令和2年6月29日
初代・三遊亭圓朝は、幕末から明治にかけて活躍した落語家です。落語中興の祖と呼ばれ、歴代名人の筆頭ともされています。特にお笑いの滑稽噺より人情噺の評価においては、古今独歩の地位にあるといえましょう。
もちろん、名人として世に知られるまでには、並々ならぬ辛苦があったことは申すまでもありません。まだ小圓太と名乗っていた修行時代、師匠の圓正の家では、お使いや掃除ばかりさせられていました。師匠が寄席に向かう場合も、当然お伴としてついて歩かねばなりません。電車もバスもありませんから、遠い道のりでも師匠の荷物を持って歩けば、疲れもするし、空腹にもなります。
ある冬の夜、師匠がめずらしく「蕎麦でも食っていくか」と言って、暖簾をくぐりました。小圓太は自分も一杯食べさせてもらえれば、冷え切った体も温まるだろうと喜びました。ところが席に着いたのは師匠だけで、しかも天ぷら蕎麦とお酒を一人前しか注文しません。そして、お酒を飲みながら天ぷら蕎麦をうまそうに食べてしまうと、さっさとお代を払って出て行きました。そして、後ろをふり向くと、「蕎麦が食いたかったら、早く真打(高座で一番の出演者)になれよ」と、それだけでした。
弟子入りして二年余りになっても、一度として噺の稽古をつけてくれません。とうとう我慢できずに、そのことを師匠に願い出ました。すると師匠は、「では寒いだろうが、明日は夜明けまでに来い」と言います。翌日、小圓太は眠気も寒さも忘れて、師匠の家に駆けつけました。ところが、言いつけられたのは庭掃除です。小圓太が池のところを箒ではいていると、師匠がいきなり氷の池に突き飛ばしました。氷を砕いて全身ずぶぬれです.それでも、凍える体で着がえを済ませて庭に出ると、師匠がスズメに米粒を撒いていました。一羽のスズメが食べ終わると、樹の枝にとまりました。また別の一羽が食べ終わると、一段上の枝にとまりました。師匠はそれを、ジーッと見つめています。そして、「もう、稽古は済んだぞ」と言うのです。小圓太は何のことやらわかりません。そして、師匠が言いました。
「高座で空腹の噺をする時は、あの蕎麦のことを思い出せ。眠い時や体が凍えた時の話をする時は、さっきのことを思い出せ。そうすれば、噺が真に迫る。
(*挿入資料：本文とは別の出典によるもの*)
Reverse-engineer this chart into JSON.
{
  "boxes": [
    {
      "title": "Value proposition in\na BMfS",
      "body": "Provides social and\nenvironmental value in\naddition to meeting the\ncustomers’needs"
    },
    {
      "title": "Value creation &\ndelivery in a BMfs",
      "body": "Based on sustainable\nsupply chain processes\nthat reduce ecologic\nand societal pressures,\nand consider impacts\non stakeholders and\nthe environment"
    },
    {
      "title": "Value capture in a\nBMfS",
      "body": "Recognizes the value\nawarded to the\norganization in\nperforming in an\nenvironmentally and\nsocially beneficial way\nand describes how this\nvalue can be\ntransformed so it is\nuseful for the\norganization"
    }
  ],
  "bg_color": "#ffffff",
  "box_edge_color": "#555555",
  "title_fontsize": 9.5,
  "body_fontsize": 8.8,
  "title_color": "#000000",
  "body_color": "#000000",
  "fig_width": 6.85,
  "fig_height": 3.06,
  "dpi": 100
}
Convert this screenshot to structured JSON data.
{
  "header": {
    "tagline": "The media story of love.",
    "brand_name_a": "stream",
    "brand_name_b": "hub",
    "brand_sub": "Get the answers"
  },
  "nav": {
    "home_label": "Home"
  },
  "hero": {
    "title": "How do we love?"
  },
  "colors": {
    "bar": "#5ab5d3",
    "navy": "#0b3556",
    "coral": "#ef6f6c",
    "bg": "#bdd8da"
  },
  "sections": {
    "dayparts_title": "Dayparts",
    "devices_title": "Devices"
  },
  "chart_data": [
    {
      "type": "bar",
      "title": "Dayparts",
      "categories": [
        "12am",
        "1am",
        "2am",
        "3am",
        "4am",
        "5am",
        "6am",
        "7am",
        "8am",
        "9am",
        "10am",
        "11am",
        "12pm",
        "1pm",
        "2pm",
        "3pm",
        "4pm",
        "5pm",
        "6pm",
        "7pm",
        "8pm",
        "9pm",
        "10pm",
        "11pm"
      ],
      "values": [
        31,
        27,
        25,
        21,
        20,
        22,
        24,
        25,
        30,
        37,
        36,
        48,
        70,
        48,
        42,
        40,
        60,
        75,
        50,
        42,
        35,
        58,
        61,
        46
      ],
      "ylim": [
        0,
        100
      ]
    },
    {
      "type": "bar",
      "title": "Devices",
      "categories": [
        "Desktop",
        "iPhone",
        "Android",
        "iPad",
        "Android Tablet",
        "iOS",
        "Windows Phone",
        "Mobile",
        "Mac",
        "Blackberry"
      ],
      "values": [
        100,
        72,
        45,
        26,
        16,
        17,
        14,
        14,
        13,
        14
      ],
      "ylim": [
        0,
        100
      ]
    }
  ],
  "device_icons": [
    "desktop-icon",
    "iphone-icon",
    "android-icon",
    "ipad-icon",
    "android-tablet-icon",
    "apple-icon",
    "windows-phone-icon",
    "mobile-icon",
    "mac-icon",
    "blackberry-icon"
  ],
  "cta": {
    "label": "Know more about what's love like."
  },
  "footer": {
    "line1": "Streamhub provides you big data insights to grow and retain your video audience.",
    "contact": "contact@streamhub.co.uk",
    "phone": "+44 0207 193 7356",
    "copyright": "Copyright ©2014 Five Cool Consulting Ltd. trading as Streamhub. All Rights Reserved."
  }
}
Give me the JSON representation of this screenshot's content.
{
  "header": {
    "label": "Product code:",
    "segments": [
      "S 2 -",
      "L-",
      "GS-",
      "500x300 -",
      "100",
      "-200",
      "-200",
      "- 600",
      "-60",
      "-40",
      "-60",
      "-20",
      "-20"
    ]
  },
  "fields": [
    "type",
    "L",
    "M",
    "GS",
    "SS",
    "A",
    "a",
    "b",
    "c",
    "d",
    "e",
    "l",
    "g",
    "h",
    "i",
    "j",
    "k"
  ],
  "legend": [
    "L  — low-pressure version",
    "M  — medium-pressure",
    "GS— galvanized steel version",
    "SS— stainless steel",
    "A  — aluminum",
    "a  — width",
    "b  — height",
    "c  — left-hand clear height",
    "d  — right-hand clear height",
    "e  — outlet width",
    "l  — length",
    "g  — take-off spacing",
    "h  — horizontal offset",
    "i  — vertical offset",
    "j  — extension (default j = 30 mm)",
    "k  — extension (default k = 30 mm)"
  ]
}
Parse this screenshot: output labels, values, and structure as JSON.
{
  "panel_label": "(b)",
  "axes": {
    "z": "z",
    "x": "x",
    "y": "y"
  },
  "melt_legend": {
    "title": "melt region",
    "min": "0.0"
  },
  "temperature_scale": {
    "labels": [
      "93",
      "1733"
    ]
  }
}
このスズメを見ろ。下のスズメと上のスズメを見る時は、目線を移さねばならん。わしはそれを教えたんじゃ。だから稽古は済んだと言ったんじゃよ」
小圓太は初めて、師匠の厚い情けを知りました。こうまでして、弟子である自分を仕込んでくれている師匠の慈悲を知りました。名人・三遊亭圓朝の誕生秘話です。